For the entire NFT space, infrastructure service providers like NFTScan may find that the West is more adept at creating protocols, such as various new EIP protocol standards and NFT trading protocols. They excel at protocol-level projects because protocol-level initiatives require consensus. Without sufficient innovation and resources, no one will recognize your protocol, meaning that creating a protocol equates to establishing a standard. The East, on the other hand, builds products, applications, and infrastructure based on these protocols and standards. It seems we are doing the hardest and most laborious work, while the West focuses on setting standards.
Larry: Where exactly is the current NFT market positioned, and what are its future development trends? Could you provide us with an overview based on your perspective?
Shier: I believe we are currently only in the first stage of NFT development. The NFT assets we see now are all static.
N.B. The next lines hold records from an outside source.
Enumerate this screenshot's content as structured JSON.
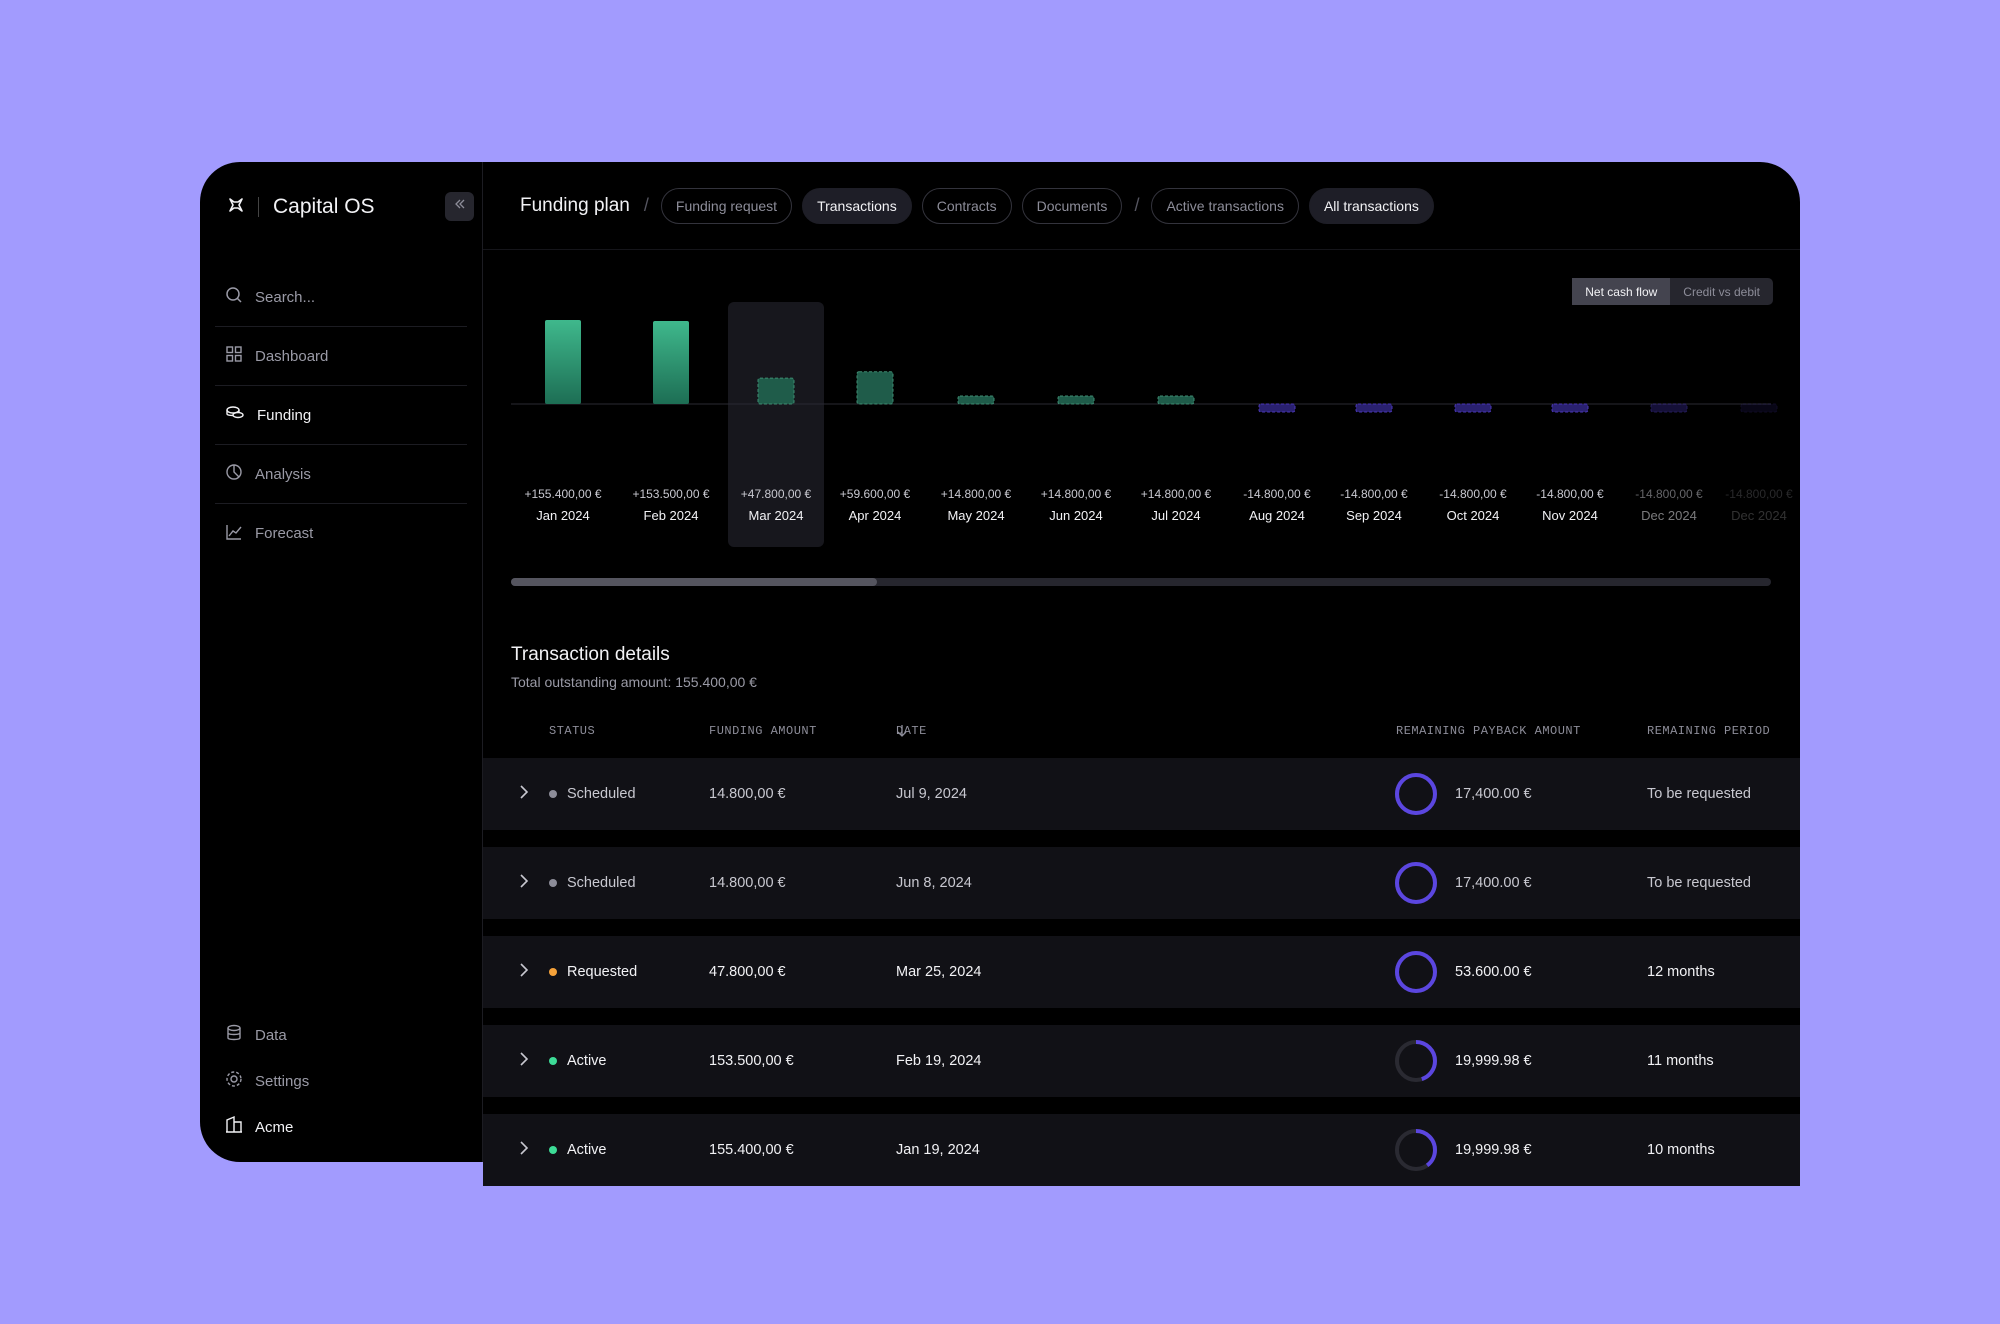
{
  "brand": {
    "name": "Capital OS"
  },
  "sidebar": {
    "search_placeholder": "Search...",
    "items": [
      {
        "label": "Dashboard",
        "icon": "grid-icon"
      },
      {
        "label": "Funding",
        "icon": "coins-icon",
        "active": true
      },
      {
        "label": "Analysis",
        "icon": "pie-icon"
      },
      {
        "label": "Forecast",
        "icon": "chart-line-icon"
      }
    ],
    "bottom": [
      {
        "label": "Data",
        "icon": "database-icon"
      },
      {
        "label": "Settings",
        "icon": "gear-icon"
      },
      {
        "label": "Acme",
        "icon": "building-icon"
      }
    ]
  },
  "breadcrumb": {
    "title": "Funding plan",
    "pills_group1": [
      "Funding request",
      "Transactions",
      "Contracts",
      "Documents"
    ],
    "pills_group2": [
      "Active transactions",
      "All transactions"
    ]
  },
  "toggle": {
    "on": "Net cash flow",
    "off": "Credit vs debit"
  },
  "chart_data": {
    "type": "bar",
    "categories": [
      "Jan 2024",
      "Feb 2024",
      "Mar 2024",
      "Apr 2024",
      "May 2024",
      "Jun 2024",
      "Jul 2024",
      "Aug 2024",
      "Sep 2024",
      "Oct 2024",
      "Nov 2024",
      "Dec 2024",
      "Dec 2024"
    ],
    "values": [
      155400,
      153500,
      47800,
      59600,
      14800,
      14800,
      14800,
      -14800,
      -14800,
      -14800,
      -14800,
      -14800,
      -14800
    ],
    "value_labels": [
      "+155.400,00 €",
      "+153.500,00 €",
      "+47.800,00 €",
      "+59.600,00 €",
      "+14.800,00 €",
      "+14.800,00 €",
      "+14.800,00 €",
      "-14.800,00 €",
      "-14.800,00 €",
      "-14.800,00 €",
      "-14.800,00 €",
      "-14.800,00 €",
      "-14.800,00 €"
    ],
    "selected": "Mar 2024",
    "colors": {
      "funded": "#2e9c78",
      "planned": "#1f5c4a",
      "negative": "#4b38b8"
    }
  },
  "details": {
    "title": "Transaction details",
    "subtitle": "Total outstanding amount: 155.400,00 €",
    "columns": [
      "STATUS",
      "FUNDING AMOUNT",
      "DATE",
      "REMAINING PAYBACK AMOUNT",
      "REMAINING PERIOD"
    ],
    "rows": [
      {
        "status": "Scheduled",
        "status_color": "#8d8d99",
        "amount": "14.800,00 €",
        "date": "Jul 9, 2024",
        "payback": "17,400.00 €",
        "period": "To be requested",
        "progress": 1.0
      },
      {
        "status": "Scheduled",
        "status_color": "#8d8d99",
        "amount": "14.800,00 €",
        "date": "Jun 8, 2024",
        "payback": "17,400.00 €",
        "period": "To be requested",
        "progress": 1.0
      },
      {
        "status": "Requested",
        "status_color": "#f5a23a",
        "amount": "47.800,00 €",
        "date": "Mar 25, 2024",
        "payback": "53.600.00 €",
        "period": "12 months",
        "progress": 1.0
      },
      {
        "status": "Active",
        "status_color": "#3ddc97",
        "amount": "153.500,00 €",
        "date": "Feb 19, 2024",
        "payback": "19,999.98 €",
        "period": "11 months",
        "progress": 0.45
      },
      {
        "status": "Active",
        "status_color": "#3ddc97",
        "amount": "155.400,00 €",
        "date": "Jan 19, 2024",
        "payback": "19,999.98 €",
        "period": "10 months",
        "progress": 0.4
      }
    ]
  }
}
In fact, static NFTs can only convey very limited information on-chain. This might be a bit lengthy to explain, but the core point of Bitcoin is that it has a clean transaction ledger, which is dynamic and changes.
Ethereum, on the other hand, builds on Bitcoin by adding the EVM virtual machine, which can execute logic operations of any complexity. Thus, smart contracts can carry a large amount of off-chain information. This is why oracles are crucial; they can transmit dynamic off-chain information to the chain, creating significant value.
NFTs are similar; if you package static information or content into an NFT asset, it remains static, carrying only a portion of the data. I believe a significant breakthrough will come with the development of dynamic NFTs. As the NFT field evolves, many new innovations based on algorithms and game theory will emerge, allowing more people to participate in group games, creating a certain equilibrium that represents value. This kind of value cannot be created in the real world; it can only be derived from on-chain games. This value is what our industry pursues.
The dynamic nature of NFTs may just be our most intuitive form of expression. It can be understood as inherently dynamic, but I cannot directly and accurately express what this dynamic NFT should look like; I don't know and cannot define it. I can only say that when it appears, people will recognize it. I cannot directly predict what it will be or its form, but I believe it will definitely come in the future.